Presente a questa predica sembra essere stato anche Federico Visconti, arcivescovo di Pisa, che così si espresse in un sermone pronunciato nel 1265: «Veramente beati coloro che videro lo stesso santo, cioè Francesco, come l’abbiamo visto anche noi per grazia di Dio e l’abbiamo toccato con la nostra mano nella piazza comunale di Bologna, in mezzo ad una grande calca di uomini…». Un riferimento a questo avvenimento sembra di poterlo trovare anche in altre fonti come ad esempio il capitolo XXVIII dei Fioretti, dal titolo: "Come santo Francesco convertì a Bologna due scolari, e fecionsi frati; e poi all’uno di loro levò una grande tentazione da dosso". 
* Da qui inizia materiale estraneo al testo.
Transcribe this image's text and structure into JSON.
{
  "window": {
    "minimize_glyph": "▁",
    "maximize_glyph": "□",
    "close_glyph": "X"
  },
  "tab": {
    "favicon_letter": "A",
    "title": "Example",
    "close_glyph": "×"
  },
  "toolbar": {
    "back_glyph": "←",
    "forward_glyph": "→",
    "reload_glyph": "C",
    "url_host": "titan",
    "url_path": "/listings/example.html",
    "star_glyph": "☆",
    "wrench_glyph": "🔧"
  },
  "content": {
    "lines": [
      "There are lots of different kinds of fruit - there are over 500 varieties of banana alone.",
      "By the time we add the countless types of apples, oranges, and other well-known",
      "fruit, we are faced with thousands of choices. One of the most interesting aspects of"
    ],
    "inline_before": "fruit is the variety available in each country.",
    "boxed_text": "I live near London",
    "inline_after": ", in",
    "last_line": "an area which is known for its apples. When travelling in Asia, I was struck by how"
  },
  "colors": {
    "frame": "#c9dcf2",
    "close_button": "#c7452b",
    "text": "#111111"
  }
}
Giugnendo una volta santo Francesco alla città di Bologna, tutto il popolo della città correa per vederlo; ed era sì grande la calca, che la gente a grande pena potea giugnere alla piazza. Ed essendo tutta la piazza piena d’uomini e di donne e di scolari, e santo Francesco si leva suso nel mezzo del luogo, alto, e comincia a predicare quello che lo Spirito Santo gli toccava. E predicava sì maravigliosamente, che parea piuttosto che predicasse agnolo che uomo, e pareano le sue parole celestiali a modo che saette acute, le quali trappassavano sì il cuore di coloro che lo udivano, che in quella predica grande moltitudine di uomini e di donne si convertirono a penitenza. Fra li quali sì furono due nobili studianti della Marca; i quali due per la detta predica toccati nel cuore dalla divina ispirazione, vennono a santo Francesco, dicendo ch’al tutto voleano abbandonare il mondo ed essere de’ suoi frati [...].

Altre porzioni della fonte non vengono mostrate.